02 - Warm neutral oil in a small saucepan over medium-low heat. Add minced garlic and cook gently until fragrant and golden, about 2–3 minutes. Remove from heat, stir in toasted sesame oil and allow to cool slightly.
03 - Whisk together soy sauce, rice vinegar, honey, chili flakes (if using), and black pepper in a small bowl.
04 - Pour garlic oil and dressing over cooled noodles and toss well to evenly coat.
05 - Add carrots, red bell pepper, cucumber, spring onions, and cilantro. Toss gently to mix all ingredients.
06 - Transfer salad to serving platter or bowls.
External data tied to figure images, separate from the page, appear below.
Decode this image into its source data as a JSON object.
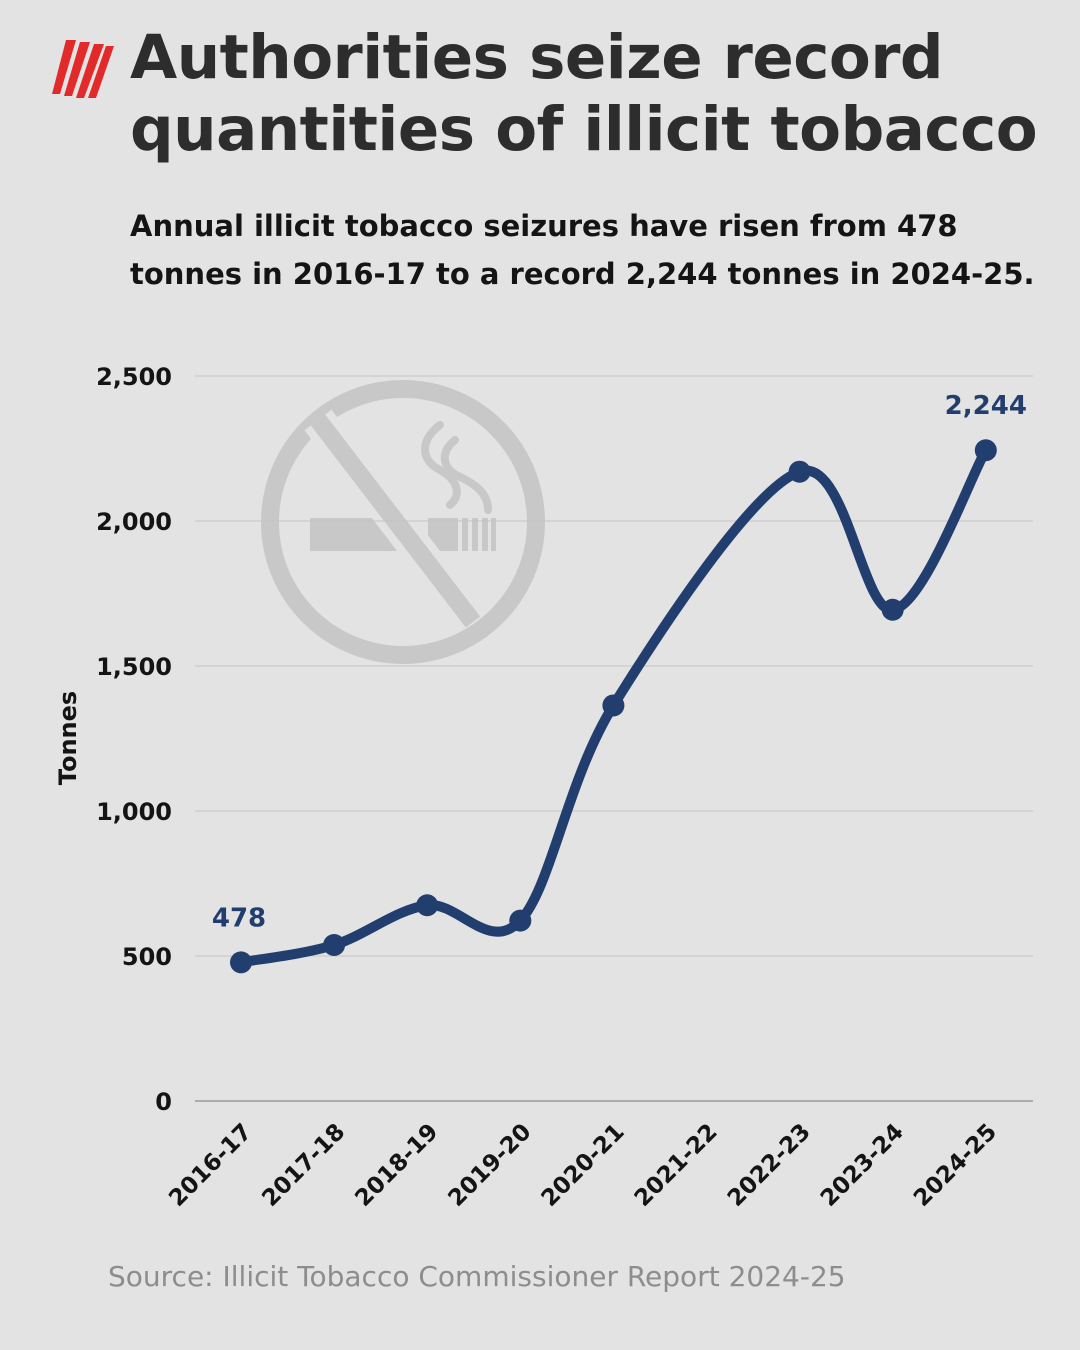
{
  "header": {
    "title_line1": "Authorities seize record",
    "title_line2": "quantities of illicit tobacco",
    "subtitle_line1": "Annual illicit tobacco seizures have risen from 478",
    "subtitle_line2": "tonnes in 2016-17 to a record 2,244 tonnes in 2024-25.",
    "logo_icon": "sbs-logo-icon"
  },
  "watermark_icon": "no-smoking-icon",
  "colors": {
    "background": "#e3e3e3",
    "line": "#213e6e",
    "accent": "#e32a2a",
    "grid": "#c4c4c4"
  },
  "chart_data": {
    "type": "line",
    "categories": [
      "2016-17",
      "2017-18",
      "2018-19",
      "2019-20",
      "2020-21",
      "2021-22",
      "2022-23",
      "2023-24",
      "2024-25"
    ],
    "series": [
      {
        "values": [
          478,
          538,
          675,
          622,
          1364,
          null,
          2170,
          1694,
          2244
        ],
        "markers": [
          true,
          true,
          true,
          true,
          true,
          false,
          true,
          true,
          true
        ]
      }
    ],
    "data_labels": [
      {
        "index": 0,
        "text": "478"
      },
      {
        "index": 8,
        "text": "2,244"
      }
    ],
    "ylabel": "Tonnes",
    "xlabel": "",
    "ylim": [
      0,
      2500
    ],
    "yticks": [
      0,
      500,
      1000,
      1500,
      2000,
      2500
    ],
    "ytick_labels": [
      "0",
      "500",
      "1,000",
      "1,500",
      "2,000",
      "2,500"
    ],
    "grid": true,
    "legend": "none"
  },
  "footer": {
    "source": "Source: Illicit Tobacco Commissioner Report 2024-25"
  }
}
Sprinkle toasted sesame seeds on top and serve with lime wedges if desired.

# Expert Tips:

01 -
  • It comes together in 30 minutes flat, which means you can have dinner ready while your kitchen stays cool.
  • The garlic oil makes every vegetable taste intentional and special, transforming simple ingredients into something crave-worthy.
  • You can eat it immediately or grab it cold from the fridge the next day, making it a secret weapon for meal prep.
02 -
  • The garlic oil must cool slightly before mixing with the noodles, or it will cook them further and make them soft instead of tender.
  • Don't dress this salad too far in advance if you're serving it warm—the vegetables will wilt and lose their crunch after sitting for more than 20 minutes.
  • If you're making it ahead for the next day, keep the sesame seeds and cilantro separate and add them right before eating so they stay fresh and fragrant.
03 -
  • Toast your own sesame seeds in a dry pan for 2 minutes—they're fresher, more fragrant, and taste noticeably better than store-bought toasted versions.
  • Make the garlic oil the moment you decide you're cooking, so it has time to cool naturally while you prep vegetables, giving you one less thing to rush.